# Eastern USA wilderness



## CdCase123 (Apr 25, 2009)

hi. i was wondering if anyone has any suggestions as to good regions east of the Mississippi for camping and wilderness exploring. i am currently in asheville and the smokies out here are treating me well. i am thinking of heading to shenandoah but that seems a little to populated for my liking? I am also looking in to the catskill and adirondack parks, new england stuff to, as long as it not to north and cold. Any area in the vicinity of being somewhat accessible by train would be ideal. any info appreciated thanks.


----------



## Bendixontherails (Apr 25, 2009)

Kentucky is beautiful and pretty laid back. I can reccommend both the 'Land Between the Lakes' (LBL) and the 'Peabody WMA' ( former strip mine, huge, and reclaimed awesomely, very little known, pretty wild.) for good rough camping. bring a water filter to Peabody though as some of the lakes are either orange or yellow (iron & sulfur respectively) from the previous mining.
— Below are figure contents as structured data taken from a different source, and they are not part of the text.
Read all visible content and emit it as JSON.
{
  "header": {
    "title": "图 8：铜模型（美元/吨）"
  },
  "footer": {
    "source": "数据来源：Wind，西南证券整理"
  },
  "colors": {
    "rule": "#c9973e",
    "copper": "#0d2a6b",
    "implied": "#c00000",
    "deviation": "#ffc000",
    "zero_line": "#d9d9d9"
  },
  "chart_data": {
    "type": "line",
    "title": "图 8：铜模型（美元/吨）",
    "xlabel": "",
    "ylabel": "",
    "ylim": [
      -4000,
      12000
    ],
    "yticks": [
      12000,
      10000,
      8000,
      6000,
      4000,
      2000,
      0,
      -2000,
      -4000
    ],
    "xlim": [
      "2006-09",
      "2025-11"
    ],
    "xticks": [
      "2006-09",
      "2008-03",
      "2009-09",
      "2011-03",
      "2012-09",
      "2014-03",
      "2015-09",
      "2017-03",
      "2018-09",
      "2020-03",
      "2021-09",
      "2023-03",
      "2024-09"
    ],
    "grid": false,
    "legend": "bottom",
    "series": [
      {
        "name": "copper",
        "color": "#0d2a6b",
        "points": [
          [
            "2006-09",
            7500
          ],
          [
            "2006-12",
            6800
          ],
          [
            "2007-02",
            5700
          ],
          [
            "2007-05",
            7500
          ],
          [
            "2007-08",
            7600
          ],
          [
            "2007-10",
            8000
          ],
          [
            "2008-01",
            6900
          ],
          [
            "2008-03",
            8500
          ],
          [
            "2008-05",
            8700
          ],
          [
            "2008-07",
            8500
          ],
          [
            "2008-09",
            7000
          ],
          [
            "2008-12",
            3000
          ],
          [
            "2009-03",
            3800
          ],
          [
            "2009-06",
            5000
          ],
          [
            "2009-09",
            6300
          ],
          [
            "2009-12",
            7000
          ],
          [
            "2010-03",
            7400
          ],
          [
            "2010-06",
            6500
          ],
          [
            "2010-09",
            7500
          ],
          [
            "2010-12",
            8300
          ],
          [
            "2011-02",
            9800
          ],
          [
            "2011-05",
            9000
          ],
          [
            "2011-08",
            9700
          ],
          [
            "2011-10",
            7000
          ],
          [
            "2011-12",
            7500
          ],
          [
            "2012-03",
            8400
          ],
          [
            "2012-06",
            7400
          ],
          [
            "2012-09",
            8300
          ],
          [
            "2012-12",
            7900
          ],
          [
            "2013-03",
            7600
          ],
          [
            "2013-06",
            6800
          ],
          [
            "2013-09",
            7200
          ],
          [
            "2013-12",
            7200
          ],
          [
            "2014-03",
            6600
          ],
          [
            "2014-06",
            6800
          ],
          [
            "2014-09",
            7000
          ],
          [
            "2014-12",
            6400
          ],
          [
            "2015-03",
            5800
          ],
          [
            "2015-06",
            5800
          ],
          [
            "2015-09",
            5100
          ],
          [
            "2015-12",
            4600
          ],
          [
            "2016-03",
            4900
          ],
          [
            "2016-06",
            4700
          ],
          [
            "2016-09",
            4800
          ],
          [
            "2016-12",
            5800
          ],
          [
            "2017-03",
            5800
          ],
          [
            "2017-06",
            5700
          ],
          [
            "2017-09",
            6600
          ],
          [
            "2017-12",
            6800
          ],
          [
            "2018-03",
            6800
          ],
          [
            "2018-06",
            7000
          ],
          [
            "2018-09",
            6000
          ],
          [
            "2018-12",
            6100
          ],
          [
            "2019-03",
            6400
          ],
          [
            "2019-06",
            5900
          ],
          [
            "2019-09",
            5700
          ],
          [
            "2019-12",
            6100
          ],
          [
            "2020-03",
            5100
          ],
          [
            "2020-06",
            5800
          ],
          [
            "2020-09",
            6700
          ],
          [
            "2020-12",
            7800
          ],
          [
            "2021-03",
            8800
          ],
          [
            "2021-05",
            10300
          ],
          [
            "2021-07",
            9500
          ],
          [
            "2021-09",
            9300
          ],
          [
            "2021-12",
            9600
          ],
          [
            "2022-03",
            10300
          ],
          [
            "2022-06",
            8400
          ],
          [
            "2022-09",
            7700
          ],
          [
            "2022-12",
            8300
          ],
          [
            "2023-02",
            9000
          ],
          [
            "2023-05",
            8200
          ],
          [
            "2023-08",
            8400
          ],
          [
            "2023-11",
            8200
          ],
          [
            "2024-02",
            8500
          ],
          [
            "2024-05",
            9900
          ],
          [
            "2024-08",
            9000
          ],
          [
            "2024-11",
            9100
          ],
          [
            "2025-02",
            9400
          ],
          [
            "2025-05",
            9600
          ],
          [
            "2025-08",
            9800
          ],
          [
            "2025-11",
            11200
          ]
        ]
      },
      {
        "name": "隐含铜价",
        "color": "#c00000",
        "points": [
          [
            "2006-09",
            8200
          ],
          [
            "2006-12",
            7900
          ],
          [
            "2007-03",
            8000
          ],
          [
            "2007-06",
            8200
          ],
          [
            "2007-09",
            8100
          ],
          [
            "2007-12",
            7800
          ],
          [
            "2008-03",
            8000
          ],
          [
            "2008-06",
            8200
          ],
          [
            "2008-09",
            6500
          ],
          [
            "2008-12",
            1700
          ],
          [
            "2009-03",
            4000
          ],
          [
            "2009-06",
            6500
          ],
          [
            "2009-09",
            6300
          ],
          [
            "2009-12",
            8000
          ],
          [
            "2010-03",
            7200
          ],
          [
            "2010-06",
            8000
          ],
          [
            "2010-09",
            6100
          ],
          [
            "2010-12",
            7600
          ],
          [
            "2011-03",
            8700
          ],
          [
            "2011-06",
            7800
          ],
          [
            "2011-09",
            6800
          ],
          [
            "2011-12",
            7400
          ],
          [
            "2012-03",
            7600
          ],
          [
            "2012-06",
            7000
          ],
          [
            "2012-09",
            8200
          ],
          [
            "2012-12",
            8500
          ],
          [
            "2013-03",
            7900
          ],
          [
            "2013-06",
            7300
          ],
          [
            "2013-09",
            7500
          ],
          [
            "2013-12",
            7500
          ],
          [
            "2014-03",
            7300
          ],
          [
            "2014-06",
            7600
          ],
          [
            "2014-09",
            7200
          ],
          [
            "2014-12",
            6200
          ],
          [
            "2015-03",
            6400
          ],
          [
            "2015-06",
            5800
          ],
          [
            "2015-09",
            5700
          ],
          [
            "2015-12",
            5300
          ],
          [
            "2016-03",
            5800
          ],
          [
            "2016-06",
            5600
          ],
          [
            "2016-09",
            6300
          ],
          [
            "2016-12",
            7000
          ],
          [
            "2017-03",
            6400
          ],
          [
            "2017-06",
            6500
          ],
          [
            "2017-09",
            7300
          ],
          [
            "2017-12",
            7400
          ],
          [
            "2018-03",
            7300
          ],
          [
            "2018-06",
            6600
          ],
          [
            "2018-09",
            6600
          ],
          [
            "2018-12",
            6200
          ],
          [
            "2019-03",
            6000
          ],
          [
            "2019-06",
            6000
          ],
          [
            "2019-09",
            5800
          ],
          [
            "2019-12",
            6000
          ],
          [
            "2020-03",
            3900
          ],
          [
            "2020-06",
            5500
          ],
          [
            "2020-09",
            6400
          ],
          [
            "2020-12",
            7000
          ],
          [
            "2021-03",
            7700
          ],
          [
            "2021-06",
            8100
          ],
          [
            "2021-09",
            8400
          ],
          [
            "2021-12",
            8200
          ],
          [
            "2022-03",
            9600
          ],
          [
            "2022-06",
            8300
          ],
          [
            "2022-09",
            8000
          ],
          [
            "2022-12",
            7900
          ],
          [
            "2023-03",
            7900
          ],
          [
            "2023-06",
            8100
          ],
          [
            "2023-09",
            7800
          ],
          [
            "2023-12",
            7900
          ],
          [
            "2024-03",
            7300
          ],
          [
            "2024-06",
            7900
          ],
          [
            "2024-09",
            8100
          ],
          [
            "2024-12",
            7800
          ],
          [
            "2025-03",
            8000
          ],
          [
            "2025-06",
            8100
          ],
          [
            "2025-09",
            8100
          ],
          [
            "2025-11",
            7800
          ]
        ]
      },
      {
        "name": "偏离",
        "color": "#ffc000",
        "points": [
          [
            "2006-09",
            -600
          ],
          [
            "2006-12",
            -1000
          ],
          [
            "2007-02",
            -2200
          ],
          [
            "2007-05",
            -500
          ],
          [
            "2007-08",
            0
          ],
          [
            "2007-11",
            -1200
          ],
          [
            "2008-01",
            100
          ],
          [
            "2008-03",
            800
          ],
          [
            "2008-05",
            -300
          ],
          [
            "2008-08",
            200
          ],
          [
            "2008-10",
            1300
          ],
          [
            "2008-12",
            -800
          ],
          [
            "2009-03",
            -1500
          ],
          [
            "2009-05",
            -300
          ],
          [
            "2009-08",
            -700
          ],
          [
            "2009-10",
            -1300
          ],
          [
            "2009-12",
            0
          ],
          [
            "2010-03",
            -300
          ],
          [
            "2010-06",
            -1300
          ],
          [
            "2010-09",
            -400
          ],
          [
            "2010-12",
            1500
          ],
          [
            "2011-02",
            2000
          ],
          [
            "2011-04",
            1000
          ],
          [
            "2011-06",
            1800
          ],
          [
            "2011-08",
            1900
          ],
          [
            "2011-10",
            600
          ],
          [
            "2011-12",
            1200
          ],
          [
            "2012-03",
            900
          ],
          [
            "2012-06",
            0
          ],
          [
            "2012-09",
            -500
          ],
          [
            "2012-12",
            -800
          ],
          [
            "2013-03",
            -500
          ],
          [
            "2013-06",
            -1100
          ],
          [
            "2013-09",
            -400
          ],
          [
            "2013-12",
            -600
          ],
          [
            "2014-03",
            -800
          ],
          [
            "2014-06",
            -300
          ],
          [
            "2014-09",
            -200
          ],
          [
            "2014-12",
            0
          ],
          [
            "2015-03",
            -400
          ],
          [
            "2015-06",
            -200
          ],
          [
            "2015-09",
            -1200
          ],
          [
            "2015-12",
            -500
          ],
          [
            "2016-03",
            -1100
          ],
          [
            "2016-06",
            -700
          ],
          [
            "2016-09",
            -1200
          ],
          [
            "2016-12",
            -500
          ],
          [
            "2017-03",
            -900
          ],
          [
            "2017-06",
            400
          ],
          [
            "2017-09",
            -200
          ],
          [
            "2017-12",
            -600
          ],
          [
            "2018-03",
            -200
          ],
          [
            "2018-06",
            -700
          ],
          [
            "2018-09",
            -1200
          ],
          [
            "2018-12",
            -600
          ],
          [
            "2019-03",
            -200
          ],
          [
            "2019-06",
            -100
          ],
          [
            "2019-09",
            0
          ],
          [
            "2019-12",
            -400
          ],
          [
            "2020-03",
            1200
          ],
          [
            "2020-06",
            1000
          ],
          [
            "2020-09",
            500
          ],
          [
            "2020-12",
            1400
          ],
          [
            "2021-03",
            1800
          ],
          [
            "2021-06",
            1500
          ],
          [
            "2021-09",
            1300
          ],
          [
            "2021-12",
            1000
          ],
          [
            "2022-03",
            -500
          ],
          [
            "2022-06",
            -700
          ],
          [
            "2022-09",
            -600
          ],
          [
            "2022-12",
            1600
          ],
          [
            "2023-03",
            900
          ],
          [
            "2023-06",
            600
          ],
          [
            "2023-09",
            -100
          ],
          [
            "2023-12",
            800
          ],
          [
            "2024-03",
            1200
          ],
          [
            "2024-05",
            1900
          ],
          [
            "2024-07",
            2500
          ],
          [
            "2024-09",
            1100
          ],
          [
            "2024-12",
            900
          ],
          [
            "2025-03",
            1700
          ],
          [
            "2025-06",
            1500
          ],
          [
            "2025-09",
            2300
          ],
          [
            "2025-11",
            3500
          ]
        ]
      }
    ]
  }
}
LBL's north end is right near the town of Eddieville, and the Peabody WMA is pretty easy to get to from the P&L line out of Madisonville. 

Just south of LBL is 'Reelfoot Lake' in Tenn. which is badass too. gorgeous lakes with cypress trees, rough camping, fishing, and all kind of wildlife. 

Let me know if you're coming through and I can get you some more detailed info. and maybe even tourguide ya a bit!


----------